Occasionally, stories of hazing rituals make the news when a student is
injured.
Fraternities and Sororities are hardly the only groups in
the world that engage in extreme rituals.
Anthropologists have documented all kind of practices from a variety of
cultures that can be hard to understand for outside observers.
Clearly, these rituals have to serve some function. The speculation is that the most extreme
rituals create some kind of social bonding among the individuals who
participate in them as well as those who observe them. A fascinating paper by Dimitris Xygalatas and
several co-authors in the August, 2013 issue of Psychological Science presents a field study that provides some
data to back up this proposal.
This study was done in Mauritius. The people there have a number of cultural
identities including their religious identity as Hindu and their national
identity of being Mauritian.
The researchers studied two rituals surrounding the Hindu
festival of Thaipusam. One ritual
involved a period of group singing and prayer.
The second ritual was more extreme.
In this ritual participants were given several piercings on their body,
they had to carry heavy objects, drag a cart attached to their skin with hooks,
and had to climb a mountain barefoot. In
this second ritual, some people perform the ritual, while others observe it and
walk alongside the performers.
Participants were tested either right after the prayer
ritual or right after the extreme ritual. All participants would ultimately
participate in both rituals in some way, so the results do not reflect that
different types of people do the prayer and extreme rituals. The participants were given questions about
their identity to determine whether they identified more as Hindu or more as
Mauritian in that moment. Those involved
in the extreme ritual as performers rated their level of pain. Those involved in the extreme ritual as
observers rated the level of pain they perceived in others.

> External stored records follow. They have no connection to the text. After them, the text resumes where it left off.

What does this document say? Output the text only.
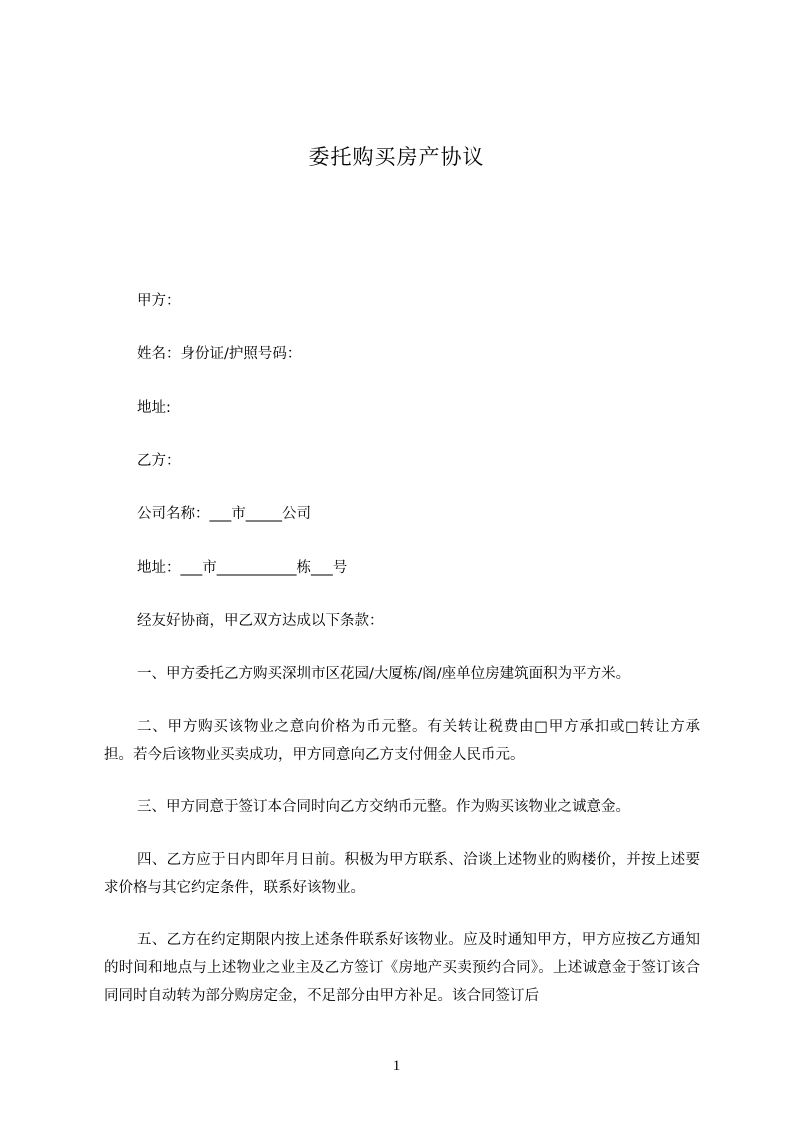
委托购买房产协议
甲方：
姓名：身份证/护照号码：
地址:
乙方：
公司名称：___市_____公司
地址：___市___________栋___号
经友好协商，甲乙双方达成以下条款：
一、甲方委托乙方购买深圳市区花园/大厦栋/阁/座单位房建筑面积为平方米。
二、甲方购买该物业之意向价格为币元整。有关转让税费由□甲方承扣或□转让方承担。若今后该物业买卖成功，甲方同意向乙方支付佣金人民币元。
三、甲方同意于签订本合同时向乙方交纳币元整。作为购买该物业之诚意金。
四、乙方应于日内即年月日前。积极为甲方联系、洽谈上述物业的购楼价，并按上述要求价格与其它约定条件，联系好该物业。
五、乙方在约定期限内按上述条件联系好该物业。应及时通知甲方，甲方应按乙方通知的时间和地点与上述物业之业主及乙方签订《房地产买卖预约合同》。上述诚意金于签订该合同同时自动转为部分购房定金，不足部分由甲方补足。该合同签订后
1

Finally, at the end of the study, participants were given an
envelope with money (200 rupees, which is a lot of money for these
participants). They were allowed to keep
that money, but were also given the opportunity to donate that money to the
temple. The donations were made in a
private room where the participants were not being observed, but the experimenters
had a way to track the amount of money given by each participant.
The people who
performed the extreme ritual identified most strongly as Mauritian rather than
Hindu. Those who were tested after the
prayer ritual also identified as Mauritian, but much less strongly than those
who performed the extreme ritual. Those
tested after observing the extreme ritual came out in between in their
identity.
The participants who engaged in the extreme ritual as
performers or as observers donated significantly more money to the temple than
those who were tested after the prayer ritual.
The amount of money people gave following the extreme ritual was
correlated with the level of pain they experienced or perceived in others. The more pain, the more that they gave.
This work suggests that extreme rituals have two important
influences on communities. First, they
increase people’s identity with the group, particular at the time that those
rituals are being performed. Second,
they make people more likely to sacrifice their own personal resources for the
group. Participants were paid a lot of
money in this study, and yet those who had just performed the extreme ritual
gave nearly all of it back to the temple.
These benefits are an important reason why cultures keep performing
painful and potentially dangerous rituals.